“Yes, I am. Any little odd jobs you’d like done?”

She returned his glance with one quite as steady.

“There are,” she said.

With that, he promptly took off his coat, and she, equally determined to see the thing through, led him into the dismal front room.

“I want shelves put up,” said she. “Three rows—on this wall. There are boards in the cellar for that purpose.”

Fortunately Jerry was by nature “handy,” and in his younger days had had much experience in building chicken houses and rabbit hutches and such things. With the calmest air in the world he set to work, wondering for what possible reason she could want a triple row of enormous shelves. For some time the portly lady watched him, but that didn’t worry him, for he felt sure that she knew even less than he did about putting up shelves; and at last she went away.

When he was alone, he couldn’t help laughing. It might have ended that way, with Jerry thinking the whole thing a rather idiotic joke, in which he was getting somewhat the worst of it, if something had not happened to change the aspect of the situation.
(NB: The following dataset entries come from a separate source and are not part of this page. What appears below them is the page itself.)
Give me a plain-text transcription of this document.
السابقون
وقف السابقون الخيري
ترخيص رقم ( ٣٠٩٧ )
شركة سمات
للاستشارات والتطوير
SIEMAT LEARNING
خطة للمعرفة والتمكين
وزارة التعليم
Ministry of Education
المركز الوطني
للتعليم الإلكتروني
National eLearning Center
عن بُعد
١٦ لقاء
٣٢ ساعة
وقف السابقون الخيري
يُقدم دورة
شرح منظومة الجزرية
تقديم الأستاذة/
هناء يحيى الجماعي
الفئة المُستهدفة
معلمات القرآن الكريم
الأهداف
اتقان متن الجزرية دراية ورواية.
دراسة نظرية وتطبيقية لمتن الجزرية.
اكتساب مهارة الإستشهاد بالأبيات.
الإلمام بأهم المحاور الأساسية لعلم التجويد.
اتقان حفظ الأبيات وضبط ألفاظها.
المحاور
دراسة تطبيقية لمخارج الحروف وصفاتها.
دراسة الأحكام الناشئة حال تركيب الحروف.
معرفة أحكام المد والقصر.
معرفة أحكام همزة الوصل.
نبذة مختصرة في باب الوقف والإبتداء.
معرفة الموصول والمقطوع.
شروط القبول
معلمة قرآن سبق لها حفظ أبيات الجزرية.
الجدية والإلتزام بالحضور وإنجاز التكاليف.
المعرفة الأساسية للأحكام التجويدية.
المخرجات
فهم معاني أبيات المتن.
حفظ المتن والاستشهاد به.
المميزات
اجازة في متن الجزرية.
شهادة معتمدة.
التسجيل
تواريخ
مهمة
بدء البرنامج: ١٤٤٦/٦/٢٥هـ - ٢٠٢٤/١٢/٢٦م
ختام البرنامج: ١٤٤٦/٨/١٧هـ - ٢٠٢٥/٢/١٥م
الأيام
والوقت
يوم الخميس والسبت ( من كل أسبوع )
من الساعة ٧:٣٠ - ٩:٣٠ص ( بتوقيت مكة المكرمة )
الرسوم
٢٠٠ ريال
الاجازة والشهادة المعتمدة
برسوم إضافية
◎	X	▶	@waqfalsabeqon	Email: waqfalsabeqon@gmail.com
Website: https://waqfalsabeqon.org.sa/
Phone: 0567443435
He was hammering away at a bracket which would—he hoped—support one end of one of those monster shelves, when he heard a light footstep behind him. He turned and saw the incomparable girl.

She smiled in her serious way, and Jerry tried to look equally serious, but did not succeed very well. In the first place, it wasn’t natural to him to be serious, and, in the second place, he was extraordinarily pleased to see the incomparable girl again. He couldn’t help fancying that she shared at least a little in his delight.

Anyhow, she was very friendly toward this strange carpenter. She asked him if he needed anything else for his work. He thanked her earnestly and said that he did not. Then she advanced a little farther into the room, and laid one of her slender little hands on the boards standing against the wall.